Syntax of Regular Instructions
------------------------------

An instruction has the following syntax:

  | ``<``\ *opcode mnemonic*\ ``>    <``\ *operand0*\ ``>,
      <``\ *operand1*\ ``>,...    <``\ *modifier0*\ ``> <``\ *modifier1*\ ``>...``

:doc:`Operands<AMDGPUOperandSyntax>` are normally comma-separated, while
:doc:`modifiers<AMDGPUModifierSyntax>` are space-separated.

The order of *operands* and *modifiers* is fixed.
Most *modifiers* are optional and may be omitted.

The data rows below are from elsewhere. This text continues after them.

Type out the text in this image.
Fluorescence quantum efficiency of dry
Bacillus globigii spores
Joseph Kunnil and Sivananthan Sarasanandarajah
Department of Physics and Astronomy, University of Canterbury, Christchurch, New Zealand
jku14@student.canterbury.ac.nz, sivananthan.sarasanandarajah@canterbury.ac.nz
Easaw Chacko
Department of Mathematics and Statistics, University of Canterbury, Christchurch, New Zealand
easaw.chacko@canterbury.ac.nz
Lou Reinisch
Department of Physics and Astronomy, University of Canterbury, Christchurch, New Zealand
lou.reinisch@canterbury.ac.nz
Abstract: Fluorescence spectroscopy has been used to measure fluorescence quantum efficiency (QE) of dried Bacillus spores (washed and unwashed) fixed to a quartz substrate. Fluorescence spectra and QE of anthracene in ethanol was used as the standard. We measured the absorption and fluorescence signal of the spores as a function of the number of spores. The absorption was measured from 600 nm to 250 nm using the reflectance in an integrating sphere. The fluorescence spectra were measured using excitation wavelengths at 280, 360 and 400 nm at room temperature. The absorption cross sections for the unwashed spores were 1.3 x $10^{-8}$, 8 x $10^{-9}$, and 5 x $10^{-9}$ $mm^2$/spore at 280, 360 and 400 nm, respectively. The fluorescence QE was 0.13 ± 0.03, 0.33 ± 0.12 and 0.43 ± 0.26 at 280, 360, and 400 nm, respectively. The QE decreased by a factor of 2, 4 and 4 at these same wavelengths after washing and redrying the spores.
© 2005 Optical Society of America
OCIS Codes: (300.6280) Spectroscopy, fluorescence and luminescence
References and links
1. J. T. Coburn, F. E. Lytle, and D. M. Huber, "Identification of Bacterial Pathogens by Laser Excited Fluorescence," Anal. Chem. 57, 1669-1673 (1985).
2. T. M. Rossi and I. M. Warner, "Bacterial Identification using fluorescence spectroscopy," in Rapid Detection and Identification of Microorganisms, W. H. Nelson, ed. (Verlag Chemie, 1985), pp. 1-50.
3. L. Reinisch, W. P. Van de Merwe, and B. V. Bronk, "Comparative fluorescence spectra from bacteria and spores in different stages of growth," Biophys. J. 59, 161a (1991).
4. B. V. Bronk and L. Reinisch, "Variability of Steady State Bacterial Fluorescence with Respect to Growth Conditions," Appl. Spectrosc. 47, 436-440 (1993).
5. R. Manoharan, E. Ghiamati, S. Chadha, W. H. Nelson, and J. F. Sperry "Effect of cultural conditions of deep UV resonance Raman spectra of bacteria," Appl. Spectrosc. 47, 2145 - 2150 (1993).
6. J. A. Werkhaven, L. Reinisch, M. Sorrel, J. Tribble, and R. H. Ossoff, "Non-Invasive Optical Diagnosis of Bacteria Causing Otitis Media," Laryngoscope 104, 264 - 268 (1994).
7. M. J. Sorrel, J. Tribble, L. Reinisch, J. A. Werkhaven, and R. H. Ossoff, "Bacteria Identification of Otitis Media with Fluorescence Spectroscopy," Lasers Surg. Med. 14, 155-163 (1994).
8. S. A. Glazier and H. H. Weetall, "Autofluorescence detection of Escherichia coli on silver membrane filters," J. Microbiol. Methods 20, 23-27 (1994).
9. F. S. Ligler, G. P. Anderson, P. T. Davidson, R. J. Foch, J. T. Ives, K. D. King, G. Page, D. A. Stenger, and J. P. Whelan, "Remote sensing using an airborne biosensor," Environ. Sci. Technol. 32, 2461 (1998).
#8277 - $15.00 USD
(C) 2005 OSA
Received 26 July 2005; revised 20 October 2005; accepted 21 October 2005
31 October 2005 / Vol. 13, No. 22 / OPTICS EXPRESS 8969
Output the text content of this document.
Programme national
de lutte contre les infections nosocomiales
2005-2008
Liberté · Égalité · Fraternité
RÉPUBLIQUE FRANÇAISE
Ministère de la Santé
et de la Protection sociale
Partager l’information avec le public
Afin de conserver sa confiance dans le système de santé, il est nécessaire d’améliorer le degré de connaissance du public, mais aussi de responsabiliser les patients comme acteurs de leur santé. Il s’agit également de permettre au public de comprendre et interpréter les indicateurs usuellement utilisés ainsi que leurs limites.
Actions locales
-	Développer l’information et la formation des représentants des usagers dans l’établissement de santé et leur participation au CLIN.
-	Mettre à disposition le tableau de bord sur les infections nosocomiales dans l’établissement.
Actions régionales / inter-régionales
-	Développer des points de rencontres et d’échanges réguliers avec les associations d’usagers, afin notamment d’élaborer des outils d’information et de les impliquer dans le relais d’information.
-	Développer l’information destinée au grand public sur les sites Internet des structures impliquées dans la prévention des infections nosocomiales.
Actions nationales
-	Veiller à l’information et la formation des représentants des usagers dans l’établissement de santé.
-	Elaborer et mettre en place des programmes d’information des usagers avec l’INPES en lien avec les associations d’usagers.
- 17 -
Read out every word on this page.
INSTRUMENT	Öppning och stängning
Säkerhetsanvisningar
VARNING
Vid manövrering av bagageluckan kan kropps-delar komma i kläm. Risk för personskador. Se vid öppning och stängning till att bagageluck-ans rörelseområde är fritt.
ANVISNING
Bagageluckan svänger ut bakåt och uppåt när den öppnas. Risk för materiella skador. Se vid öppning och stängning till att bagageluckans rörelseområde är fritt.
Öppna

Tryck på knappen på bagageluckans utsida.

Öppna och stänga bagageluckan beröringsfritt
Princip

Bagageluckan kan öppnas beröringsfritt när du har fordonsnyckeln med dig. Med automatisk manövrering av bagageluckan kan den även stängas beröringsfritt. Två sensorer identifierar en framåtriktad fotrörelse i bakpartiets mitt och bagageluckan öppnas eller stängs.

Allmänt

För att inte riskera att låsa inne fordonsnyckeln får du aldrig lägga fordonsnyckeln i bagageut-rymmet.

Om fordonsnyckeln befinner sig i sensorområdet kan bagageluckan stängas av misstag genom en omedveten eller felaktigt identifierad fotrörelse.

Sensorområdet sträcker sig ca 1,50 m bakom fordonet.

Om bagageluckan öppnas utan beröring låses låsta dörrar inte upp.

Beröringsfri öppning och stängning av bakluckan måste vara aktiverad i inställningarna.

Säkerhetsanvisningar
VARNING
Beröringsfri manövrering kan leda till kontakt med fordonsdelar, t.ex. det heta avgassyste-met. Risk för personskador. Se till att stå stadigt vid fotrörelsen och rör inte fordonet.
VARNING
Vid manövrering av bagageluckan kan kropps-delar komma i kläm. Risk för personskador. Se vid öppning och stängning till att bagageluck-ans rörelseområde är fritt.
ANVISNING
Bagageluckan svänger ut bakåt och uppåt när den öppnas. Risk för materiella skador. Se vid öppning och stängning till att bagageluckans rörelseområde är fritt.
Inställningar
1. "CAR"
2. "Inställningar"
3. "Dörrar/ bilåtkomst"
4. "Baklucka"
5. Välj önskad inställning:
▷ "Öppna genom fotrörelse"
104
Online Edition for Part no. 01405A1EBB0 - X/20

Syntax of VOPD Instructions
---------------------------

*VOPDX* and *VOPDY* instructions must be concatenated with the :: operator to form a single *VOPD* instruction:

    ``<``\ *VOPDX instruction*\ ``>  ::  <``\ *VOPDY instruction*\ ``>``

An example:

.. parsed-literal::

    v_dual_add_f32 v255, v255, v2 :: v_dual_fmaak_f32 v6, v2, v3, 1.0

Note that *VOPDX* and *VOPDY* instructions cannot be used as separate opcodes.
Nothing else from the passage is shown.